Anyone who is not already predisposed to embrace mythicism will find the very attempt to do that rather silly, and will find simply ludicrous the suggestion that one could use such an argument to argue that it is more likely that mainstream historians are all badly mistaken while mythicists are correct.

But it is important not to simply ignore the mythicists, any more than the evolution-deniers and Holocaust-deniers and climate change deniers and the anti-vaccination crowd. Denialists use many of the same tactics, and knowing what those tactics are can help prevent these memes – which oppose scholarship and pervert critical thinking into selective skepticism – from spreading. Because these aren’t people who’ve put the Q-Tip in too far (if you’ll forgive the pun), but who have ways of thinking which imitate those of scholarship and critical thinking just enough to dupe the gullible.

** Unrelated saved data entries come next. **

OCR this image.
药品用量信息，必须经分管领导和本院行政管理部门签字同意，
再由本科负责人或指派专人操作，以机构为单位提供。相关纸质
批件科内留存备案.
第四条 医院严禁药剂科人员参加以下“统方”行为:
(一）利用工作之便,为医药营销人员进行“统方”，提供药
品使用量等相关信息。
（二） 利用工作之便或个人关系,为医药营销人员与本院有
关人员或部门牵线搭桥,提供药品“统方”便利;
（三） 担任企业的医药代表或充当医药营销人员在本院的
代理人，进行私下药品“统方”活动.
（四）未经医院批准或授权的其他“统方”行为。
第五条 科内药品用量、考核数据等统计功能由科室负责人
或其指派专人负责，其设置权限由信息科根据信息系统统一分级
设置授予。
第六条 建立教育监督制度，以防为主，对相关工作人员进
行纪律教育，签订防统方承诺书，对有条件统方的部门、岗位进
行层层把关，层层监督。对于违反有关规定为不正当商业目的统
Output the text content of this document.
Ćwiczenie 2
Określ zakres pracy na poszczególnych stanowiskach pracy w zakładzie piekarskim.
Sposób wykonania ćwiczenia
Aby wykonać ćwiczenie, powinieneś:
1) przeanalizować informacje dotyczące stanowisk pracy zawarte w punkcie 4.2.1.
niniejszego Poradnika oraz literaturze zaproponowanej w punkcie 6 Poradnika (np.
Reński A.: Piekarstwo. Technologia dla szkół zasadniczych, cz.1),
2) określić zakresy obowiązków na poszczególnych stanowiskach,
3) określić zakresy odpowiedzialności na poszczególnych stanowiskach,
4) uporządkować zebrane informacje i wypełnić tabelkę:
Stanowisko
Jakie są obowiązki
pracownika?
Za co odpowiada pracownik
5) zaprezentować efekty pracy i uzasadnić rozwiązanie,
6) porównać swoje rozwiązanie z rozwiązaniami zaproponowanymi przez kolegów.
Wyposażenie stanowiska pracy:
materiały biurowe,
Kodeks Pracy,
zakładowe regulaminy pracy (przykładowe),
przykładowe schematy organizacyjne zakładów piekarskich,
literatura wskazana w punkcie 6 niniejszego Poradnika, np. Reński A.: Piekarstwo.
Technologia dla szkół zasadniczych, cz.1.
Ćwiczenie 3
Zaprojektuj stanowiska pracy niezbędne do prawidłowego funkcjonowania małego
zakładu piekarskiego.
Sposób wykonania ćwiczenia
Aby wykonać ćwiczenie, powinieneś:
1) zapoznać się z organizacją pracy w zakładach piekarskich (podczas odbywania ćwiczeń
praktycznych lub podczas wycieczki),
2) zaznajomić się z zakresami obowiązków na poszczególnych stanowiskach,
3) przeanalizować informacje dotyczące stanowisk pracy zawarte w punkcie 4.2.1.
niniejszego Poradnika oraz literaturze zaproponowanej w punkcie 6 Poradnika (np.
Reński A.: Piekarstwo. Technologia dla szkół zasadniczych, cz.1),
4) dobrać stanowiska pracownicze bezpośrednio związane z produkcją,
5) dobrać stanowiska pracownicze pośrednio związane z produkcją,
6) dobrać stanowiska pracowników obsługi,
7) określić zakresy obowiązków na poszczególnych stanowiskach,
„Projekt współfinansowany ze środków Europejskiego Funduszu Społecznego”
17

The only antidote to them is true critical thinking – which forces you to not merely be skeptical of what those you are already inclined to disagree with have to say, but to ask whether you would find the arguments you currently use persuasive if you did not already adhere to the worldview that you do.

And so it is important to remember here from time to time “Stuff Mythicists Say” and to comment on it. And having set the topic aside for quite some time, I will try to make sure not to neglect it entirely.